The highly commended images for the Earth and Space category of the 2011 Astronomy Photographer of the Year competition.
The Earth and Space category is for photos that include landscape, people or other ‘Earthly' things, together with an astronomical subject. Aurora, such as the aurora borealis (northern lights) are popular phenomenon within this category; see How to photograph aurorae if you’d like to try your hand at capturing these awe-inspiring light shows.
Highly commended for the APY 2011 Earth and Space category
Three photos were highly commended by the judges for the 2011 Earth and Space category:
‘Meteor at Midnight, Glastonbury Tor’ by Mike Kempsey (UK) captures a momentary flash of the Perseid meteor shower, beside the 15th-century St Michael’s Tower. During the Perseid meteor shower, which peaks each year in August, hundreds of meteors – or shooting stars – can be seen in a single night.

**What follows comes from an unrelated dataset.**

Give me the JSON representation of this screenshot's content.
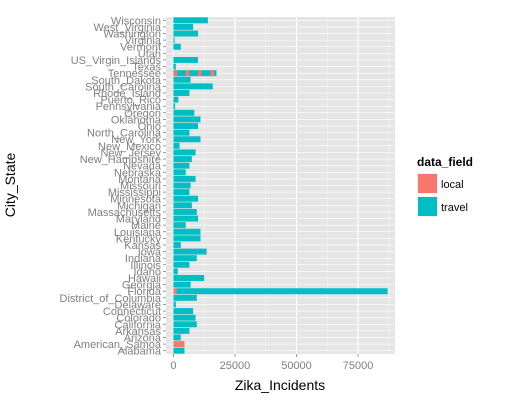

Also highly commended was ‘Volcanic Aurora’ by Örvar Atli Þorgeirsson (Iceland). A shimmering aurora, resulting from magnetic activity on the Sun, provides a spectacular background to a dramatic volcanic eruption on Earth in this image. A dark cloud of ash at ground level can be seen to the left, while there is bright red lava at the mouth of the volcano. The eruption caused substantial disruption to international travel in the spring of 2010.
‘Red Moon rising over Oxford’, the third highly commended shot, was taken by Andrew Steele (UK). In this image, made up of three overlapping photographs, an incredibly red full moon rises over low clouds in the early evening. At these low angles, the Moon can look much larger than usual because our eyes compare it with familiar objects on the skyline.
Astronomy Photographer of the Year competition
The Astronomy Photographer of the Year competition is an annual global search for the most beautiful and spectacular visions of the cosmos by amateur and professional astrophotographers. The winning images are showcased in a stunning exhibition at the Royal Observatory Greenwich.